With all of the real estate questions caused by COVID-19 and the economic slowdown we’re experiencing across the country in 2020, many are asking if the Arizona housing market is in trouble. For everyone who remembers 2008, it's logical to ask that question.
Many of us in Arizona experienced financial hardships, lost homes, and were out of work during the Great Recession – the recession that started with a housing and mortgage crisis. Today in 2020, we face a very different challenge: an external health crisis that has caused a pause in much of the economy and a major shutdown of many parts of the country.
Let’s look at a few things the experts know about today’s Arizona housing market that were different in 2008.
1. Annual Home Price Appreciation
When we look at home price appreciation in the visual below, there’s a big difference between the 6 years prior to the housing crash and the most recent 6-year period of time. Leading up to the crash, we had much higher appreciation in Arizona than we see today. In fact, the highest level of appreciation most recently is below the lowest level we saw leading up to the crash. Prices have been rising in 2020, but not at the rate they were climbing back when we had runaway appreciation.
2. Mortgage Credit and Equity
The home Mortgage Credit Availability Index is a monthly measure by the Mortgage Bankers Association that gauges the level of difficulty to secure a home loan. The higher the index, the easier it is to get a loan; the lower the index, the harder. Today 2020, we’re nowhere near the levels seen before the housing crash in Arizona when it was very easy to get approved for a mortgage. After the crash, however, lending standards tightened and have remained that way leading up to today.

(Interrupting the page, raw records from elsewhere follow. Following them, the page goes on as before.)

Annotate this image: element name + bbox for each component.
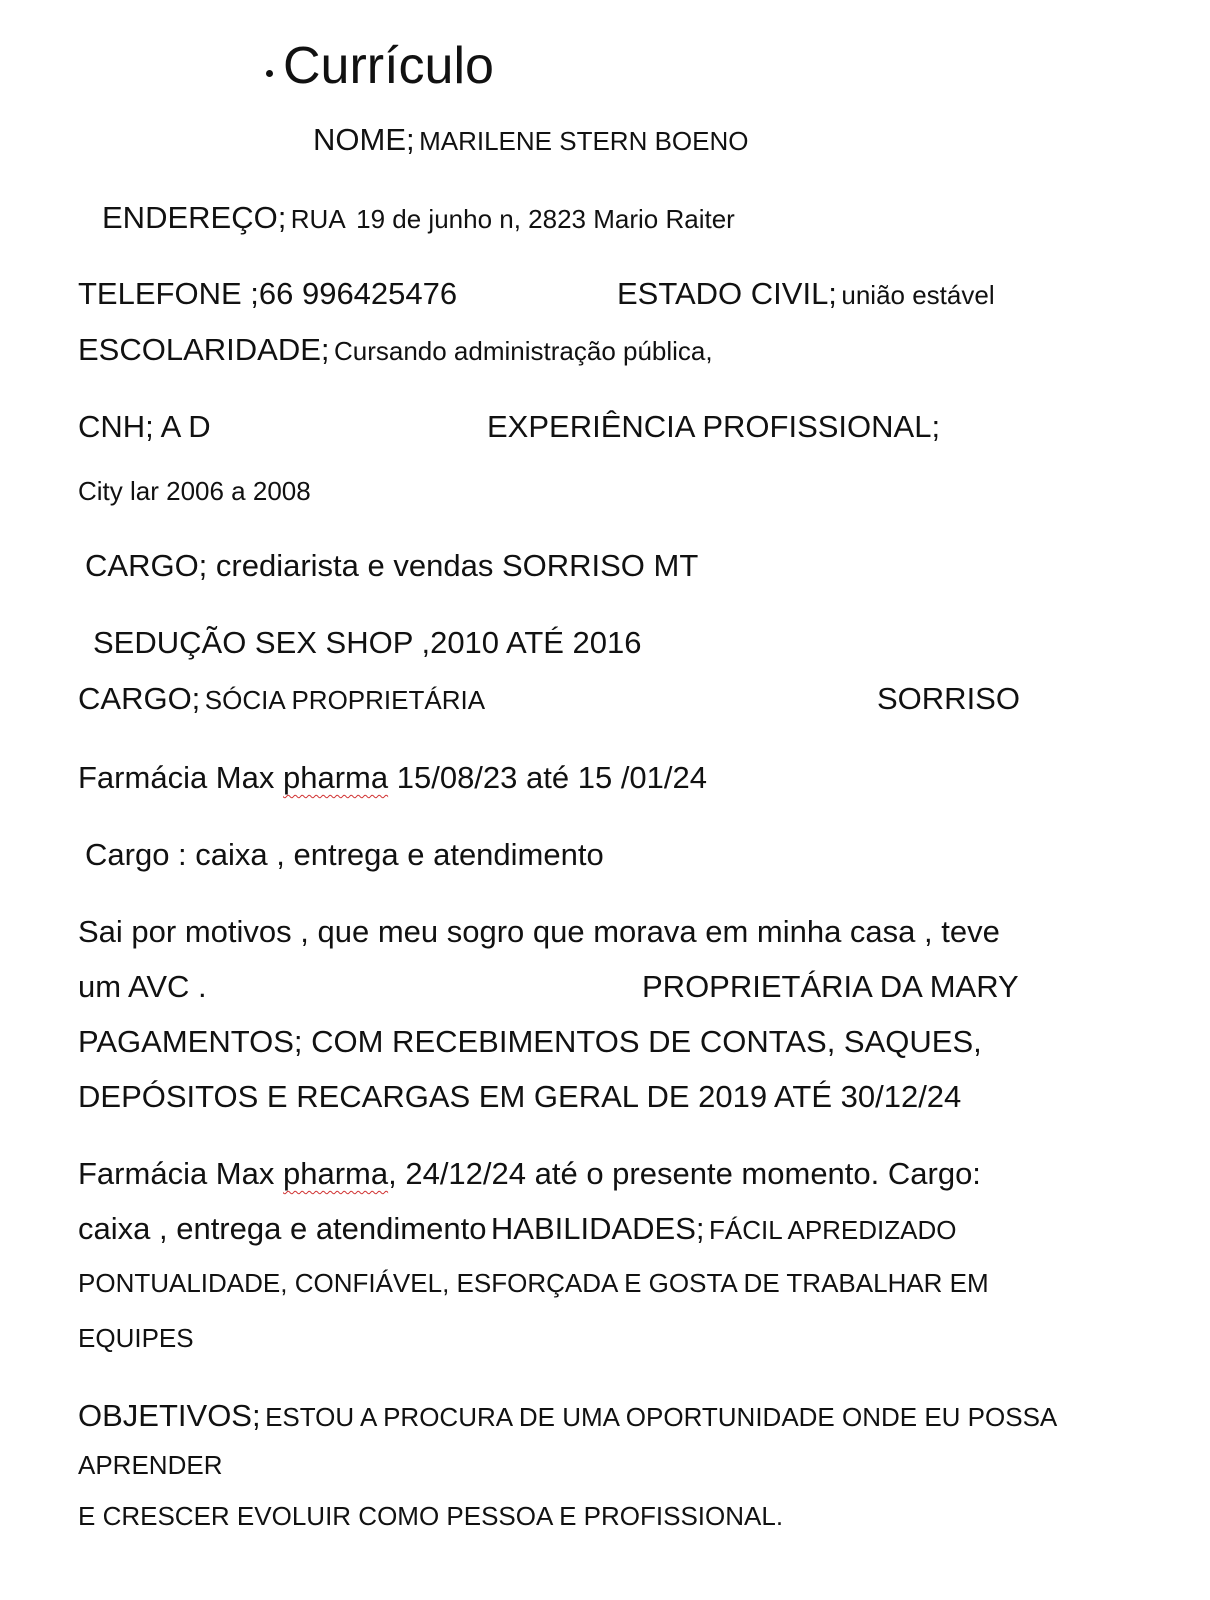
habilidades-value-1: FÁCIL APREDIZADO <box>708 1215 957 1245</box>
exp2-cargo-value: SÓCIA PROPRIETÁRIA <box>204 685 486 715</box>
exp2-city-text: SORRISO <box>877 681 1020 716</box>
exp3-cargo <box>85 839 604 870</box>
experiencia-heading <box>487 411 940 442</box>
proprietaria-line-3-text: DEPÓSITOS E RECARGAS EM GERAL DE 2019 ATÉ 30/12/24 <box>78 1079 962 1114</box>
exp2-company <box>93 627 642 658</box>
objetivos-value-1: ESTOU A PROCURA DE UMA OPORTUNIDADE ONDE EU POSSA <box>265 1402 1058 1432</box>
escolaridade-label: ESCOLARIDADE; <box>78 332 330 367</box>
endereco-label: ENDEREÇO; <box>102 200 287 235</box>
proprietaria-line-2-text: PAGAMENTOS; COM RECEBIMENTOS DE CONTAS, SAQUES, <box>78 1024 982 1059</box>
objetivos-value-3: E CRESCER EVOLUIR COMO PESSOA E PROFISSIONAL. <box>78 1501 784 1531</box>
exp3-company-a: Farmácia Max <box>78 760 275 795</box>
objetivos-value-2: APRENDER <box>78 1450 223 1480</box>
exp3-company <box>78 762 707 793</box>
proprietaria-line-1-text: PROPRIETÁRIA DA MARY <box>642 969 1019 1004</box>
objetivos-label: OBJETIVOS; <box>78 1398 261 1433</box>
nome-label: NOME; <box>313 122 415 157</box>
nome-value: MARILENE STERN BOENO <box>419 126 749 156</box>
exp3-cargo-text: Cargo : caixa , entrega e atendimento <box>85 837 604 872</box>
endereco-value: 19 de junho n, 2823 Mario Raiter <box>356 204 735 234</box>
title-text: Currículo <box>283 37 494 95</box>
exp1-company <box>78 478 311 504</box>
estado-civil-line <box>617 278 995 309</box>
objetivos-line-2 <box>78 1452 222 1478</box>
exp2-company-text: SEDUÇÃO SEX SHOP ,2010 ATÉ 2016 <box>93 625 642 660</box>
habilidades-value-3: EQUIPES <box>78 1323 194 1353</box>
endereco-prefix: RUA <box>290 204 346 234</box>
cnh-text: CNH; A D <box>78 409 211 444</box>
exp4-company-a: Farmácia Max <box>78 1156 275 1191</box>
exp1-cargo <box>85 550 698 581</box>
habilidades-value-2: PONTUALIDADE, CONFIÁVEL, ESFORÇADA E GOSTA DE TRABALHAR EM <box>78 1268 989 1298</box>
escolaridade-line <box>78 334 713 365</box>
proprietaria-line-2 <box>78 1026 982 1057</box>
habilidades-label: HABILIDADES; <box>490 1211 705 1246</box>
exp3-motivo-2-text: um AVC . <box>78 969 207 1004</box>
exp2-cargo <box>78 683 485 714</box>
endereco-line <box>102 202 735 233</box>
bullet-icon <box>266 70 273 77</box>
exp4-cargo-line: caixa , entrega e atendimento <box>78 1211 487 1246</box>
proprietaria-line-1 <box>642 971 1019 1002</box>
exp4-company <box>78 1158 981 1189</box>
exp2-cargo-label: CARGO; <box>78 681 201 716</box>
exp4-rest: , 24/12/24 até o presente momento. Cargo: <box>388 1156 981 1191</box>
exp3-motivo-1 <box>78 916 1000 947</box>
estado-civil-value: união estável <box>841 280 995 310</box>
exp1-cargo-text: CARGO; crediarista e vendas SORRISO MT <box>85 548 699 583</box>
exp3-motivo-2 <box>78 971 207 1002</box>
exp4-cargo-habilidades <box>78 1213 957 1244</box>
exp2-city <box>877 683 1020 714</box>
exp3-dates: 15/08/23 até 15 /01/24 <box>396 760 708 795</box>
nome-line <box>313 124 748 155</box>
exp1-company-text: City lar 2006 a 2008 <box>78 476 311 506</box>
telefone-text: TELEFONE ;66 996425476 <box>78 276 458 311</box>
habilidades-line-3 <box>78 1325 194 1351</box>
habilidades-line-2 <box>78 1270 989 1296</box>
objetivos-line-3 <box>78 1503 783 1529</box>
estado-civil-label: ESTADO CIVIL; <box>617 276 837 311</box>
objetivos-line-1 <box>78 1400 1057 1431</box>
page-title <box>266 37 494 95</box>
escolaridade-value: Cursando administração pública, <box>333 336 713 366</box>
exp3-motivo-1-text: Sai por motivos , que meu sogro que morava em minha casa , teve <box>78 914 1000 949</box>
exp4-company-b: pharma <box>283 1156 389 1191</box>
cnh-line <box>78 411 211 442</box>
experiencia-heading-text: EXPERIÊNCIA PROFISSIONAL; <box>487 409 941 444</box>
exp3-company-b: pharma <box>283 760 389 795</box>
proprietaria-line-3 <box>78 1081 961 1112</box>
telefone-line <box>78 278 457 309</box>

3. Number of Homes for Sale 2020 Inventory compared
One of the causes of the Arizona housing crash in 2008 was an oversupply of homes for sale. Today, as shown in the next image, we see a much different picture. We don’t have enough homes on the market for the number of people who want to buy them. Across the country, we have less than 6 months of inventory, an under supply of homes available for interested buyers.
4. Use of Home Equity and Refinances
The chart below shows the difference in how people are accessing the equity in their Arizona homes today as compared to 2008. In 2008, consumers were harvesting equity from their homes (through cash-out refinances) and using it to finance their lifestyles. By Now in 2020, consumers are treating the equity in their Surprise AZ homes much more cautiously.
5. Home Equity 2020
2020, 53.8% of homes across the country and in Surprise AZ have at least 50% equity. In 2008, homeowners walked away when they owed more than what their Arizona homes were worth. With the equity homeowners have now, they’re much less likely to walk away from their homes.
The COVID-19 crisis is causing in 2020 is causing different challenges in Arizona than the ones we faced in 2008. Back then, we had a housing crisis; 2020, we face a health crisis. What we know so far in 2020 that housing is in a much stronger position today than it was in 2008. It is no longer the center of the economic slowdown. Rather, it could be just what helps pull us out of the downturn.